Though every individual dog is different, some breeds tend to make better trail buddies than others.
Happy trails!
Happy trails! / Lee Cohen/Corbis Documentary/Getty Images

Not all of humankind’s best furry friends have the same level of athleticism. Some dog breeds prefer to be couch potatoes; others are constantly craving their next adventure. If you’re the outdoorsy type, it makes perfect sense to adopt a dog that shares your enthusiasm about hitting the trails. 

The American Kennel Club, using a combination of nature and nurture-related factors, put together a list of the best dog breeds for hiking trips. Here’s a breakdown of these breeds, why they were selected, and what you should keep in mind the next time you em-‘bark’ on a journey with your pooch.

10 of The Best Dogs To Bring On A Hike

There are a few reasons why these particular breeds made the cut.

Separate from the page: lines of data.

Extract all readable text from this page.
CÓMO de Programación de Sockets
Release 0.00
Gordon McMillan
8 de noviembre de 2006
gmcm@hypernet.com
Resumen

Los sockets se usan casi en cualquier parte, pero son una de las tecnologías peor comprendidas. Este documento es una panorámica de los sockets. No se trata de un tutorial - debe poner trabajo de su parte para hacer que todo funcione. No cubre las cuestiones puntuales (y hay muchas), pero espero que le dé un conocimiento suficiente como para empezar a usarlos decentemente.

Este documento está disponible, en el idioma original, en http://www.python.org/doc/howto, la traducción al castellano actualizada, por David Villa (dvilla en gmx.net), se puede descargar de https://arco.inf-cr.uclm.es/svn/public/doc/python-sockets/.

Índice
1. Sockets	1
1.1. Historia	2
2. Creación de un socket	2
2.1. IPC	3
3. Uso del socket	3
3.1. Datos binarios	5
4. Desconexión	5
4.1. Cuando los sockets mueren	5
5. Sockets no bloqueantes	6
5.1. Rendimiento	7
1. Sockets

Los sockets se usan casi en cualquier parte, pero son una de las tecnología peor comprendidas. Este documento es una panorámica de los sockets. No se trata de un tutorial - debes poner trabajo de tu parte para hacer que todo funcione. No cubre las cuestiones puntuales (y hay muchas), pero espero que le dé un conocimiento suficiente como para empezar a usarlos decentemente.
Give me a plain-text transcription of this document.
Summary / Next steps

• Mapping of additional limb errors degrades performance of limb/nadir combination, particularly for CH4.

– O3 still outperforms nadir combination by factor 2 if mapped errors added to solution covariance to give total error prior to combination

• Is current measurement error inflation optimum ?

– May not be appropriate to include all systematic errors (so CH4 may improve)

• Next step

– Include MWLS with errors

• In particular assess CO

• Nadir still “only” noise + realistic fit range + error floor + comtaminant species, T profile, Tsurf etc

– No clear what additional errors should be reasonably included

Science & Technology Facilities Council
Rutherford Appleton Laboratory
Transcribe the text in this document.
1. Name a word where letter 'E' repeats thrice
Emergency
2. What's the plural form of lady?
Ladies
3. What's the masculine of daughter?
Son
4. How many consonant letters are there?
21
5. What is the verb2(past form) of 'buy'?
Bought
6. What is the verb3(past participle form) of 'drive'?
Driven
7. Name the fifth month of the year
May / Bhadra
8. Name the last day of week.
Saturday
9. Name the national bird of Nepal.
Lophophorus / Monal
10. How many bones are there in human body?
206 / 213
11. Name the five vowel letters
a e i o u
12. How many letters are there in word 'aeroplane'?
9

Yes, most dogs enjoy some level of physical activity (make sure you get those daily walks in!), but these canines are especially big fans of the great outdoors due to a combination of genetic and social factors:

  1. Siberian Husky
  2. Australian Shepherd
  3. German Shorthaired Pointer
  4. Vizsla
  5. Australian Cattle Dog
  6. Weimaraner
  7. Bernese Mountain Dog
  8. Rhodesian Ridgeback
  9. Alaskan Malamute
  10. Portuguese Water Dog

Many of the breeds listed, like the Siberian Husky, Alaskan Malamute, Weimaraner, and Rhodesian Ridgeback, were originally bred for roles that required a large amount of endurance. They’re athletic—some were meant to pull a sled full of people and gear around all day or herd livestock along mountain trails.

But there’s another reason why these pups were put on this list: They have great temperaments. They’re generally social, good-natured, and eager to please (though a specific dog's personality will always vary), and are used to working long days in harsh climates.

Tips for Hiking With Your Dog

Even if you have the most athletic dog in the world, there are still things to remember if you plan to take them with you on your next hiking excursion. 

For starters, make sure dogs are even allowed on the trails you’ve chosen. Once you’ve determined your pet is welcome to join you, pack plenty of water and snacks for them. You should also be on the lookout for any poisonous plants they shouldn’t be getting their noses into. 

Remember, your dog has no way of shouting, “Hey! Can we stop for a minute?” It’s up to you to keep a close eye on how your four-legged companion is faring throughout your journey to make sure they’re still comfortable and aren’t overheating. Depending on the season, you should also remain aware of when it’s too hot or too cold to have your dog outdoors for long periods. 

Be sure to pack plenty of poop bags, too—no one wants to hike on a trail full of dog scat.